How to connect to servers and unblock region-locked streaming content
Connecting is easy. Open the VPN tab, click Change, then either scroll through the list of countries or search for one directly. After selecting a location, use Quick Connect to start the connection. When it’s active, the app shows that you’re connected and safe.
That location switching is what makes streaming tricks possible. For example, when browsing Netflix from the US without the VPN connected, the service shows the US catalog. After connecting to a Surfshark server in Japan and refreshing the page, the library updates to Japan’s catalog instead. In the example shown, the page changed from the top shows in the US to the top movies and TV shows in Japan.
If a streaming site doesn’t load the region you want, switch to another server. Streaming platforms sometimes block individual VPN IPs.
That tip matters because unblocking isn’t always perfect on the first try. Streaming services like Netflix may block some VPN servers from time to time. Usually, changing to another server or getting a fresh IP is the first fix to try.
Surfshark isn’t limited to one computer, either. Because the service supports unlimited devices, you can also install it on your phone, tablet, or smart TV. If you want coverage for the whole house, router setup is another option. Surfshark provides a router setup guide for Surfshark if you want every device on your home Wi-Fi to pass through the VPN automatically.
Is Surfshark worth it?
Surfshark works best for people who want a VPN that feels simple on day one and still has room to grow later. The mix of strong nearby speeds, a large server network, unlimited device support, and low long-term promo pricing gives it broad appeal.
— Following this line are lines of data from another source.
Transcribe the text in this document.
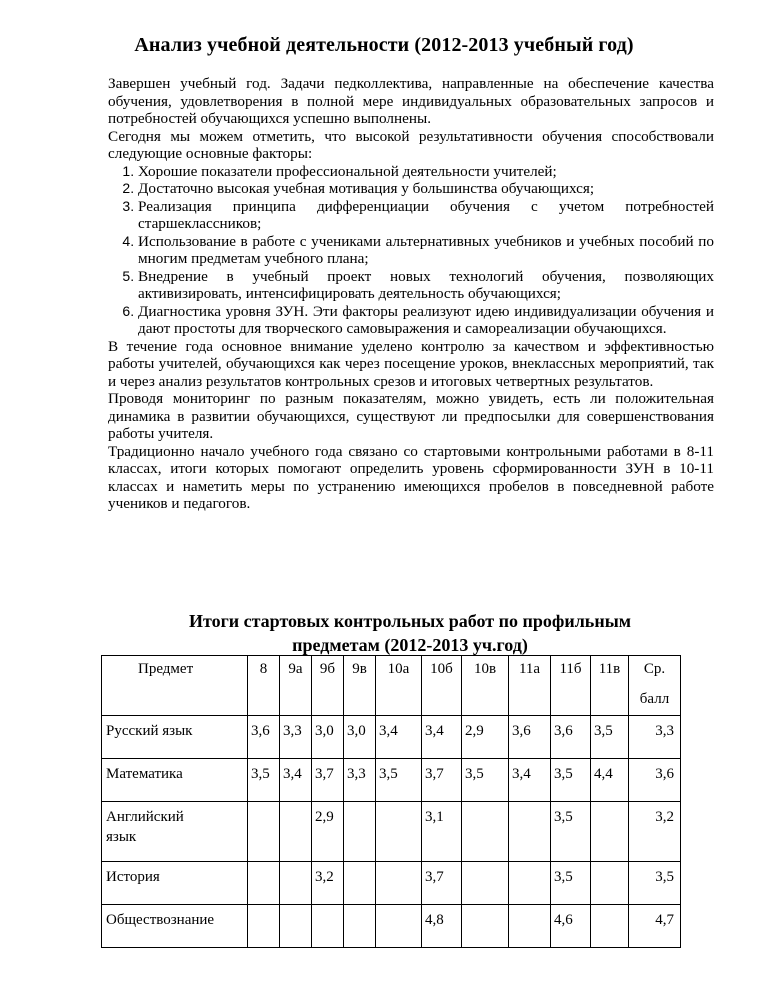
Анализ учебной деятельности (2012-2013 учебный год)

Завершен учебный год. Задачи педколлектива, направленные на обеспечение качества обучения, удовлетворения в полной мере индивидуальных образовательных запросов и потребностей обучающихся успешно выполнены.

Сегодня мы можем отметить, что высокой результативности обучения способствовали следующие основные факторы:

1. Хорошие показатели профессиональной деятельности учителей;
2. Достаточно высокая учебная мотивация у большинства обучающихся;
3. Реализация принципа дифференциации обучения с учетом потребностей старшеклассников;
4. Использование в работе с учениками альтернативных учебников и учебных пособий по многим предметам учебного плана;
5. Внедрение в учебный проект новых технологий обучения, позволяющих активизировать, интенсифицировать деятельность обучающихся;
6. Диагностика уровня ЗУН. Эти факторы реализуют идею индивидуализации обучения и дают простоты для творческого самовыражения и самореализации обучающихся.

В течение года основное внимание уделено контролю за качеством и эффективностью работы учителей, обучающихся как через посещение уроков, внеклассных мероприятий, так и через анализ результатов контрольных срезов и итоговых четвертных результатов.

Проводя мониторинг по разным показателям, можно увидеть, есть ли положительная динамика в развитии обучающихся, существуют ли предпосылки для совершенствования работы учителя.

Традиционно начало учебного года связано со стартовыми контрольными работами в 8-11 классах, итоги которых помогают определить уровень сформированности ЗУН в 10-11 классах и наметить меры по устранению имеющихся пробелов в повседневной работе учеников и педагогов.

Итоги стартовых контрольных работ по профильным
предметам (2012-2013 уч.год)
Предмет	8	9а	9б	9в	10а	10б	10в	11а	11б	11в	Ср.
балл
Русский язык	3,6	3,3	3,0	3,0	3,4	3,4	2,9	3,6	3,6	3,5	3,3
Математика	3,5	3,4	3,7	3,3	3,5	3,7	3,5	3,4	3,5	4,4	3,6
Английский язык			2,9			3,1			3,5		3,2
История			3,2			3,7			3,5		3,5
Обществознание						4,8			4,6		4,7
The biggest selling point may be how easy it is to live with. You can install it fast, connect in seconds, change locations without fuss, and turn on useful tools like CleanWeb and auto-connect without reading a manual.
If you only remember one thing from this Surfshark VPN review, make it this: Surfshark offers a strong balance of price, speed, and ease of use. For many households, that’s the sweet spot a VPN needs to hit.